Anlässlich der aktuellen Entscheidung des Bundesfinanzhofes (BFH) hat dieser folgende Pressmeldung veröffentlicht:

„Der Bundesfinanzgerichthof hat durch (Schluss-)Urteil entschieden, dass die Steuerbefreiung für Flugbenzin nur Luftfahrtunternehmen zusteht für die gewerbsmäßige Beförderung von Personen oder Sachen oder für die entgeltliche
Erbringung von Dienstleistungen.
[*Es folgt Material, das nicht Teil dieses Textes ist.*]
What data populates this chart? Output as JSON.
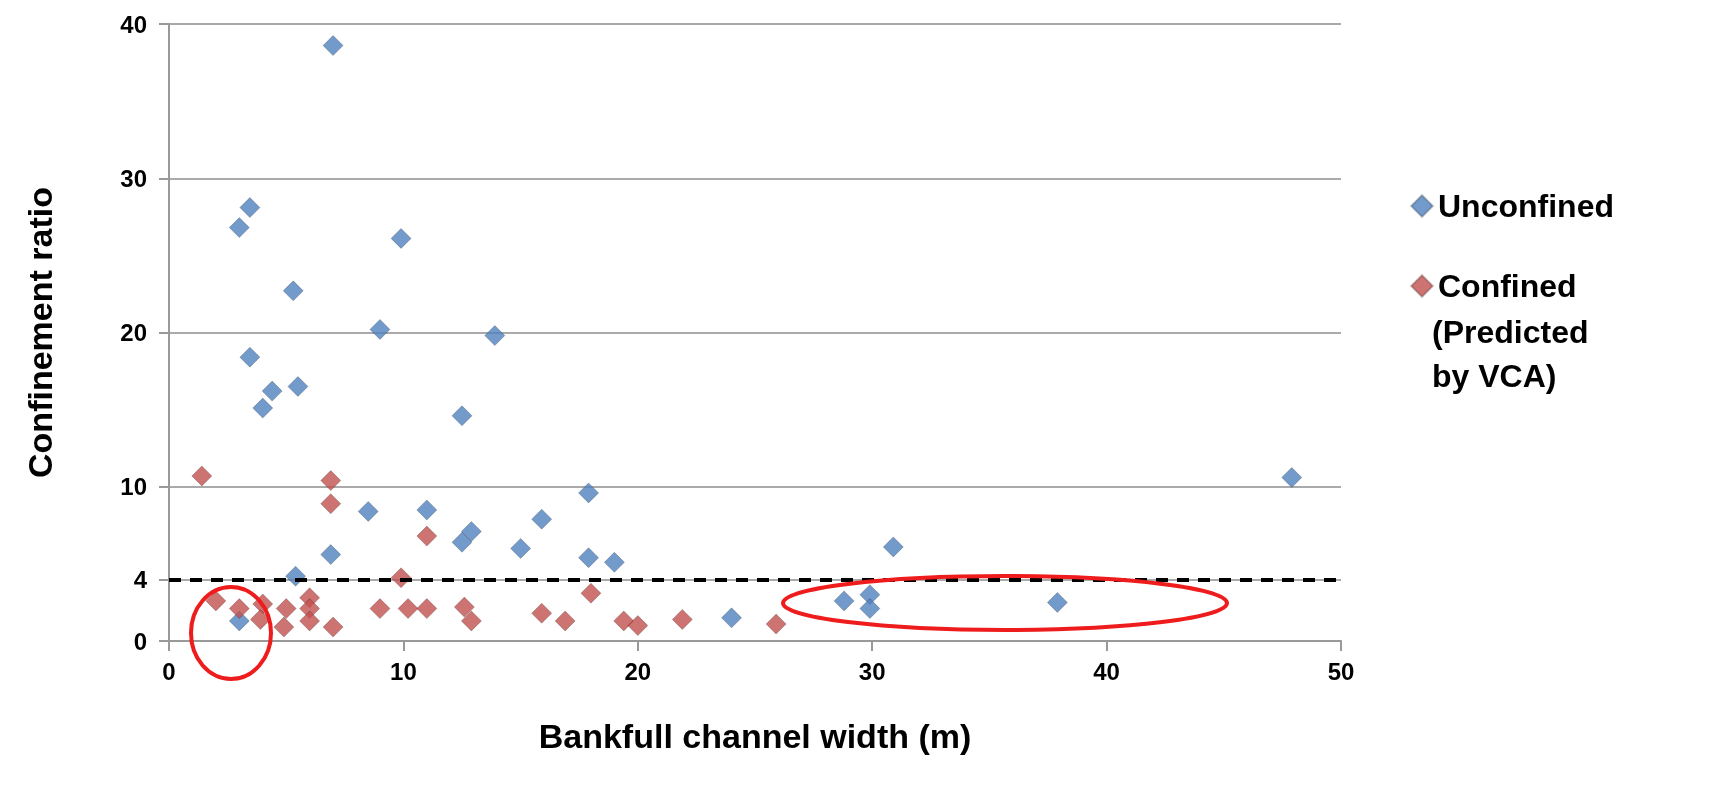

Er hat damit die Vorgaben des Urteils des Gerichtshofs der Europäischen Union (EuGH) vom 01.12.2011 (Rs.: C-79/10) umgesetzt.

Im Streitfall setzte ein Unternehmen, dessen Unternehmenszweck nicht im gewerblichen Lufttransport besteht, ein firmeneigenes Flugzeug für Flüge zu Messen und Kunden ein. Darüber hinaus wurden mit dem Flugzeug Wartungs- und Schulungsflüge durchgeführt. Die zu diesen Zwecken verbrauchten Kraftstoffe sind weder nach dem Mineralölsteuergesetz noch bei unmittelbarer Anwendung des Europarechts von der Steuer befreit.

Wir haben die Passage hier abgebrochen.